Officials in Canada scrambled Thursday to find enough cots and beds to accommodate hundreds of mostly Haitian asylum seekers from the United States, even putting Montreal's famed Olympic stadium to use as a makeshift shelter.
Authorities said 500 migrants turned up Tuesday, traversing a border crossing at the southern Quebec town of Lacolle. Another 300 people turned up on Wednesday, further taxing already overwhelmed immigration facilities.
On average, "we've gone from 50 (asylum) requests per day to 150. We're overflowing," Quebec's Minister of Immigration, Diversity and Inclusiveness Kathleen Weil said, sounding somewhat stressed.
Nevertheless, she assured listeners on local Quebec radio that the government was coping and was working with federal authorities to get the situation under control.
Authorities said asylum seekers have been crossing the border into Canada since Donald Trump was elected president in the United States, and began making good on his campaign pledges on immigration.

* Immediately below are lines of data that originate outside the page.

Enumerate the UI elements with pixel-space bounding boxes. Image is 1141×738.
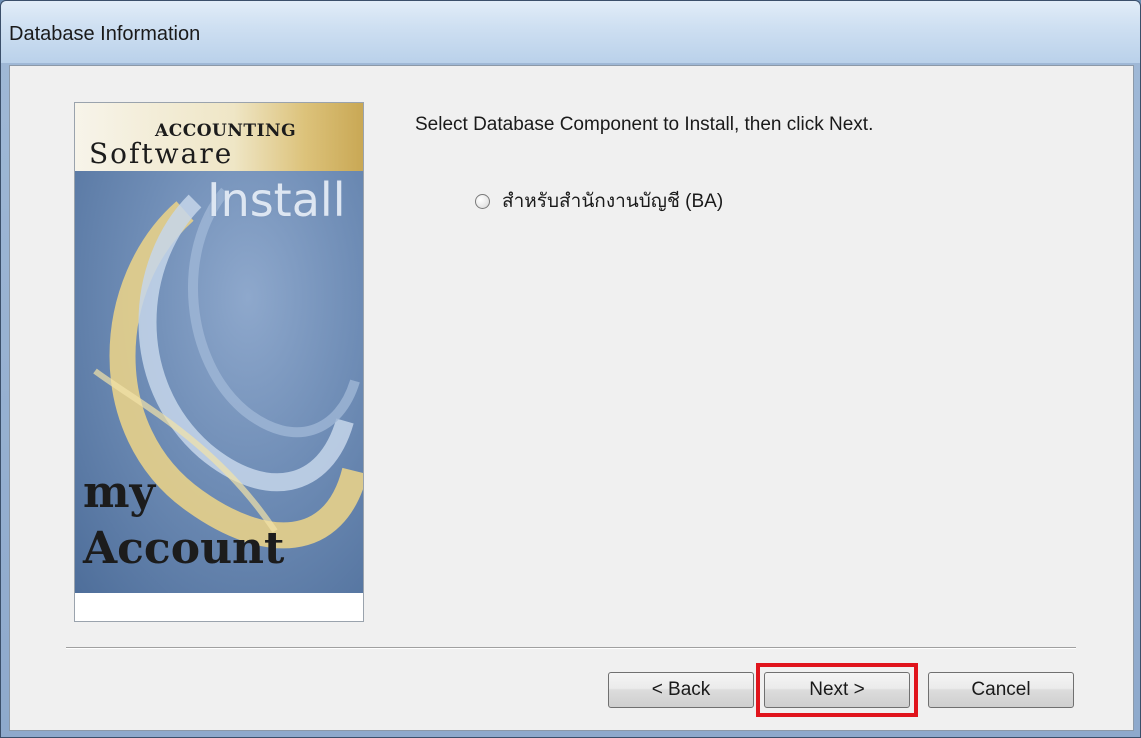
radio-option-ba[interactable]: สำหรับสำนักงานบัญชี (BA) [475,186,723,216]
back-button[interactable]: < Back [608,672,754,708]
logo-text-my: my [83,467,156,518]
title-bar[interactable]: Database Information [1,1,1140,63]
separator-line [66,647,1076,649]
installer-window: Database Information ACCOUNTING Software… [0,0,1141,738]
instruction-text: Select Database Component to Install, th… [415,114,874,135]
dialog-body: ACCOUNTING Software Install my Account S… [9,65,1134,731]
banner-footer [75,593,363,621]
logo-text-install: Install [207,173,346,227]
cancel-button[interactable]: Cancel [928,672,1074,708]
logo-text-software: Software [89,137,234,170]
logo-text-account: Account [83,523,285,574]
radio-option-label[interactable]: สำหรับสำนักงานบัญชี (BA) [502,186,723,216]
next-button[interactable]: Next > [764,672,910,708]
radio-button-icon[interactable] [475,193,490,209]
window-title: Database Information [9,23,201,45]
installer-banner-image: ACCOUNTING Software Install my Account [74,102,364,622]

The United States granted Temporary Protection Status (TPS) to an estimated 60,000 Haitian nationals after the January 2010 earthquake which killed more than 200,000 people.

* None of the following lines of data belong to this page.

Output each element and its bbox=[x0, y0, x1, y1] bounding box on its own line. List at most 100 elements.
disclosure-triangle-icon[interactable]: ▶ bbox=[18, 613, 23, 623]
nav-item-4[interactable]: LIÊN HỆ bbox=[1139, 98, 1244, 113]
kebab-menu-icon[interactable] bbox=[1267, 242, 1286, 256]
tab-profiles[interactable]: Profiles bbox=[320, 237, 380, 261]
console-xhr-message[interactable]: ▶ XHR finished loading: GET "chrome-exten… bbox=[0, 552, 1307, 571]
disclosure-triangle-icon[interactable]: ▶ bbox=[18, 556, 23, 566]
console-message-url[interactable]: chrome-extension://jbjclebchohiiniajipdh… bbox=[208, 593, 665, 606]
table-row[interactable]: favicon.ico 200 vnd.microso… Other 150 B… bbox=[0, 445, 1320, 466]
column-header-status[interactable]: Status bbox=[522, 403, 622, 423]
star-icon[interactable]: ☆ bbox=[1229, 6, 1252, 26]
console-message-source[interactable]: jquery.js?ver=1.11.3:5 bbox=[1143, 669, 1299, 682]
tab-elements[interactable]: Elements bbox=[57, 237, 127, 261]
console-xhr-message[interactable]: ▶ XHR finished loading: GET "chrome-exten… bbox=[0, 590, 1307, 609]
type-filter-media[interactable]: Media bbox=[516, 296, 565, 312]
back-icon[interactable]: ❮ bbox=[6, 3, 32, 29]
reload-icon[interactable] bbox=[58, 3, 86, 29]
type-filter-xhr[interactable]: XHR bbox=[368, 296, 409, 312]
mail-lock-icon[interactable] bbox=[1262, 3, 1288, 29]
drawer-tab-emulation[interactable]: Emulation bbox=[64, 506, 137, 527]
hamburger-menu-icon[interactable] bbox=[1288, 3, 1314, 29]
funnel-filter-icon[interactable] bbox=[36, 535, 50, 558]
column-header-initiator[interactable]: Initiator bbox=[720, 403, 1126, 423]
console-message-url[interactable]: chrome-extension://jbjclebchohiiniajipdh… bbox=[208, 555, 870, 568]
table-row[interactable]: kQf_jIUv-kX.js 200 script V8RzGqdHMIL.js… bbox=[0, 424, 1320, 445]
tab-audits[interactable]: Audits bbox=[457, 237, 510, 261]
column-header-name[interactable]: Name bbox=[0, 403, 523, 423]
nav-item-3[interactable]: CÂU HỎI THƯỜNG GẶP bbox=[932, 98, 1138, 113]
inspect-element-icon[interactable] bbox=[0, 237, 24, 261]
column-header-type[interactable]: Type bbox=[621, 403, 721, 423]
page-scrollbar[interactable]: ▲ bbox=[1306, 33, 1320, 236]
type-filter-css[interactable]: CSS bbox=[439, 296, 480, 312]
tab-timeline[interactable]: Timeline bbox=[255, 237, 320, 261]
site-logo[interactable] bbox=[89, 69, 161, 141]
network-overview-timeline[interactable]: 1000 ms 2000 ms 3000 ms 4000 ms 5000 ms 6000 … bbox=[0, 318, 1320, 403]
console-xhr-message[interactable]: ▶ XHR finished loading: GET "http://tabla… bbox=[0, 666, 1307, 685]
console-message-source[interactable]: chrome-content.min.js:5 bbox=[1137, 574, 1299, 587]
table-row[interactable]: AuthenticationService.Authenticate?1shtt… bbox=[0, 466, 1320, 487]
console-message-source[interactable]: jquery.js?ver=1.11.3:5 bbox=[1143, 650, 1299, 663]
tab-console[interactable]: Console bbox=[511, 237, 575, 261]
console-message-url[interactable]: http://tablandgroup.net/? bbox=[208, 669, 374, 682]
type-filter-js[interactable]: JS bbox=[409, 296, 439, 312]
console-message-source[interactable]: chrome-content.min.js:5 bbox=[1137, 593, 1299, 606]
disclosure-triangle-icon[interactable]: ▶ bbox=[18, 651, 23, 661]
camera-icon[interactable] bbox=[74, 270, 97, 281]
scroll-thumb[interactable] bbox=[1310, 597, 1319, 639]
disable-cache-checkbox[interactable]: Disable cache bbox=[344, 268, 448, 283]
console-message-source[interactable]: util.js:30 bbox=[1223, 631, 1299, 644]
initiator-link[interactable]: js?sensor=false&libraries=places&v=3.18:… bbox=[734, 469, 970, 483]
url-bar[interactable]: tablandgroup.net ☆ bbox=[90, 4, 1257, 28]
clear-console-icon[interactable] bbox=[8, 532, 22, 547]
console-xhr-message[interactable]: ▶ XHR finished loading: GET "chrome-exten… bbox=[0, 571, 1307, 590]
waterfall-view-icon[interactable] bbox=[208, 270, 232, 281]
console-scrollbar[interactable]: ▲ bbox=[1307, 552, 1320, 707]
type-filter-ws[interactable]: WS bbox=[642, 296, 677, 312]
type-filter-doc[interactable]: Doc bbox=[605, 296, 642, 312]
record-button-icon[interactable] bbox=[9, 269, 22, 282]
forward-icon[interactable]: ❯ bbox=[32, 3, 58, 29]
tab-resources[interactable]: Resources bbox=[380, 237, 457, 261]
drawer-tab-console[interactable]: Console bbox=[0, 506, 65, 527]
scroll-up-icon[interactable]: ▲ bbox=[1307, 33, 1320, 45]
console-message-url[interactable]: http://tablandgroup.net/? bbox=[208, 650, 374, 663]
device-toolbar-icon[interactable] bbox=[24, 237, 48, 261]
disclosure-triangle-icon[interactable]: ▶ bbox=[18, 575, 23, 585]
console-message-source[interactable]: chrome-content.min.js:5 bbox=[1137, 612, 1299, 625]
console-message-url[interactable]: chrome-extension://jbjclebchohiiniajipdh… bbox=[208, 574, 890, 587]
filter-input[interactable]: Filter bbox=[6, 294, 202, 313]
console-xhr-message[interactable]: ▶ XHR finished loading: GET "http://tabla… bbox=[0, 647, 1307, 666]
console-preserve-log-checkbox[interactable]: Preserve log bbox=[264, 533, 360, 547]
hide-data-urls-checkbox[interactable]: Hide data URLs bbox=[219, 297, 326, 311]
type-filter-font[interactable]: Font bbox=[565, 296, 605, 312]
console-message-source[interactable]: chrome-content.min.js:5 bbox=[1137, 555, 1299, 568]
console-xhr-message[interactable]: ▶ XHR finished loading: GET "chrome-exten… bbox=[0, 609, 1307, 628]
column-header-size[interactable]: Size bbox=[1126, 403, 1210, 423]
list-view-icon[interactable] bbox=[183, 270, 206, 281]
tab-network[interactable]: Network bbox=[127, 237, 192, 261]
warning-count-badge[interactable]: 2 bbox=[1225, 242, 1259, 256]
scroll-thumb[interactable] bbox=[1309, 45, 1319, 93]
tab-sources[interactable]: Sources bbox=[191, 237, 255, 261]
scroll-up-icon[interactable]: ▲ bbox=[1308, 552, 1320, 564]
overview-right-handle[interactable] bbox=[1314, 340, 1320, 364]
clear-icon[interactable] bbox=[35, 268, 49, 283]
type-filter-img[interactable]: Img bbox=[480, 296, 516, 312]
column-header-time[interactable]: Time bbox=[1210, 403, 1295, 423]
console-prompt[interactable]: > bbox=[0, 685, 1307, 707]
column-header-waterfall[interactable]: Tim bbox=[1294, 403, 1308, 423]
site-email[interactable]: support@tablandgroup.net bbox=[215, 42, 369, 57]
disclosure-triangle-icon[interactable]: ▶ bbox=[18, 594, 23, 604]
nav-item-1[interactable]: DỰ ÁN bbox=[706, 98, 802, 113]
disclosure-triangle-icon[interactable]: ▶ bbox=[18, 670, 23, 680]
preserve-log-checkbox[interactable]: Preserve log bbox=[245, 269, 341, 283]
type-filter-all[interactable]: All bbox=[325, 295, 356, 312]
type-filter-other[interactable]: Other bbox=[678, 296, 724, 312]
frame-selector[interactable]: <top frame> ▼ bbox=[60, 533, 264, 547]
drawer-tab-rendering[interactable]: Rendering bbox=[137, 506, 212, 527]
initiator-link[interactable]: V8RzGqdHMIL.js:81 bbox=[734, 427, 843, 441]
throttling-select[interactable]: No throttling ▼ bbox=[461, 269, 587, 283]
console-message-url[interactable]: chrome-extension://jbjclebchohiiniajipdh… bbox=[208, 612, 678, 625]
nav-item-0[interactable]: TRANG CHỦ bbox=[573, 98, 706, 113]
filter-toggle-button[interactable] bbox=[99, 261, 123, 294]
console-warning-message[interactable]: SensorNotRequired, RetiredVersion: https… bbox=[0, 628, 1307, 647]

With many of those visas set to expire in January, increasing numbers of migrants have been arriving in Canada, fearful the Trump administration could send them packing.
Warm, hospital weather, and an approaching visa deadline, are believed to be responsible for a huge increase in arrivals.

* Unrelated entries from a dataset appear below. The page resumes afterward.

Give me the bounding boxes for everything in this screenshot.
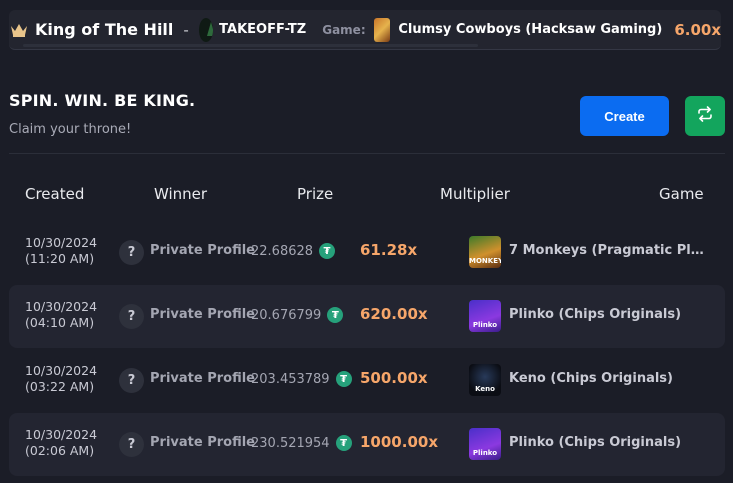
- table-row[interactable]: 10/30/2024 (03:22 AM) ? Private Profile …: [9, 349, 725, 412]
- king-of-the-hill-banner[interactable]: King of The Hill - TAKEOFF-TZ Game: Clum…: [9, 10, 721, 50]
- created-time: (11:20 AM): [25, 251, 95, 266]
- winner-name: Private Profile: [150, 435, 255, 450]
- game-name[interactable]: Plinko (Chips Originals): [509, 435, 709, 450]
- created-cell: 10/30/2024 (03:22 AM): [25, 363, 97, 395]
- tether-icon: ₮: [335, 371, 352, 387]
- header-multiplier[interactable]: Multiplier: [440, 185, 510, 203]
- plinko-thumbnail[interactable]: Plinko: [469, 300, 501, 332]
- header-created[interactable]: Created: [25, 185, 84, 203]
- page-subline: Claim your throne!: [9, 122, 132, 137]
- created-date: 10/30/2024: [25, 235, 98, 250]
- banner-scroll-indicator: [23, 44, 478, 47]
- thumb-label: Plinko: [472, 449, 498, 457]
- winner-name: Private Profile: [150, 307, 255, 322]
- winner-name: Private Profile: [150, 371, 255, 386]
- private-profile-icon: ?: [119, 432, 144, 457]
- header-game[interactable]: Game: [659, 185, 704, 203]
- prize-cell: 230.521954 ₮: [251, 435, 352, 451]
- prize-cell: 203.453789 ₮: [251, 371, 352, 387]
- private-profile-icon: ?: [119, 304, 144, 329]
- banner-multiplier: 6.00x: [674, 20, 721, 39]
- created-time: (02:06 AM): [25, 443, 95, 458]
- multiplier-value: 1000.00x: [360, 433, 438, 451]
- header-winner[interactable]: Winner: [154, 185, 207, 203]
- multiplier-value: 500.00x: [360, 369, 428, 387]
- game-name[interactable]: Plinko (Chips Originals): [509, 307, 709, 322]
- table-row[interactable]: 10/30/2024 (11:20 AM) ? Private Profile …: [9, 221, 725, 284]
- table-row[interactable]: 10/30/2024 (02:06 AM) ? Private Profile …: [9, 413, 725, 476]
- refresh-icon: [696, 105, 714, 127]
- prize-amount: 230.521954: [251, 435, 330, 451]
- plinko-thumbnail[interactable]: Plinko: [469, 428, 501, 460]
- private-profile-icon: ?: [119, 240, 144, 265]
- created-cell: 10/30/2024 (02:06 AM): [25, 427, 97, 459]
- prize-cell: 22.68628 ₮: [251, 243, 336, 259]
- section-divider: [9, 153, 725, 154]
- created-date: 10/30/2024: [25, 427, 98, 442]
- banner-title: King of The Hill: [35, 20, 174, 39]
- tether-icon: ₮: [335, 435, 352, 451]
- header-prize[interactable]: Prize: [297, 185, 333, 203]
- tether-icon: ₮: [319, 243, 336, 259]
- thumb-label: Plinko: [472, 321, 498, 329]
- prize-amount: 22.68628: [251, 243, 314, 259]
- banner-username[interactable]: TAKEOFF-TZ: [219, 22, 306, 37]
- page-headline: SPIN. WIN. BE KING.: [9, 91, 196, 110]
- prize-cell: 20.676799 ₮: [251, 307, 344, 323]
- monkeys-thumbnail[interactable]: MONKEYS: [469, 236, 501, 268]
- refresh-button[interactable]: [685, 96, 725, 136]
- created-time: (04:10 AM): [25, 315, 95, 330]
- prize-amount: 20.676799: [251, 307, 322, 323]
- clumsy-cowboys-thumbnail[interactable]: [373, 17, 391, 42]
- multiplier-value: 620.00x: [360, 305, 428, 323]
- banner-game-name[interactable]: Clumsy Cowboys (Hacksaw Gaming): [398, 22, 662, 37]
- prize-amount: 203.453789: [251, 371, 330, 387]
- thumb-label: MONKEYS: [469, 257, 501, 265]
- created-cell: 10/30/2024 (04:10 AM): [25, 299, 97, 331]
- created-cell: 10/30/2024 (11:20 AM): [25, 235, 97, 267]
- banner-game-label: Game:: [322, 22, 366, 37]
- create-button[interactable]: Create: [580, 96, 669, 136]
- table-row[interactable]: 10/30/2024 (04:10 AM) ? Private Profile …: [9, 285, 725, 348]
- keno-thumbnail[interactable]: Keno: [469, 364, 501, 396]
- crown-icon: [10, 20, 28, 40]
- created-date: 10/30/2024: [25, 299, 98, 314]
- user-avatar: [198, 17, 214, 42]
- tether-icon: ₮: [327, 307, 344, 323]
- created-date: 10/30/2024: [25, 363, 98, 378]
- private-profile-icon: ?: [119, 368, 144, 393]
- banner-separator: -: [183, 20, 189, 39]
- thumb-label: Keno: [475, 385, 495, 393]
- game-name[interactable]: Keno (Chips Originals): [509, 371, 709, 386]
- winner-name: Private Profile: [150, 243, 255, 258]
- game-name[interactable]: 7 Monkeys (Pragmatic Play): [509, 243, 709, 258]
- multiplier-value: 61.28x: [360, 241, 418, 259]
- created-time: (03:22 AM): [25, 379, 95, 394]
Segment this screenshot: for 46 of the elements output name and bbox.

Many Haitians in the United States have settled on Quebec and especially, Montreal, home to one of the largest Haitian communities in the world.
"Welcome to Quebec" read the sign a woman from Montreal's Haitian community waved furiously, as she stood behind a barricade separating from the newly arrived migrants, who had just spent their first night in the Olympic stadium.
Authorities have been housing the migrants in university dorms and hotels, but are quickly running out of beds. Dozens of cots were placed in the corridors of Montreal's Olympic Stadium, the main venue for the 1976 Games, to try to make up the shortfall.
"We are in control of the situation," said Quebec's Health Minister Lucie Charlebois, who said officials had tapped every hotel, motel, dorm room and YMCA for emergency lodging.
Officials said they are worried about the academic year fast approaching, when the college dorms that have provided housing for hundreds will no longer be available.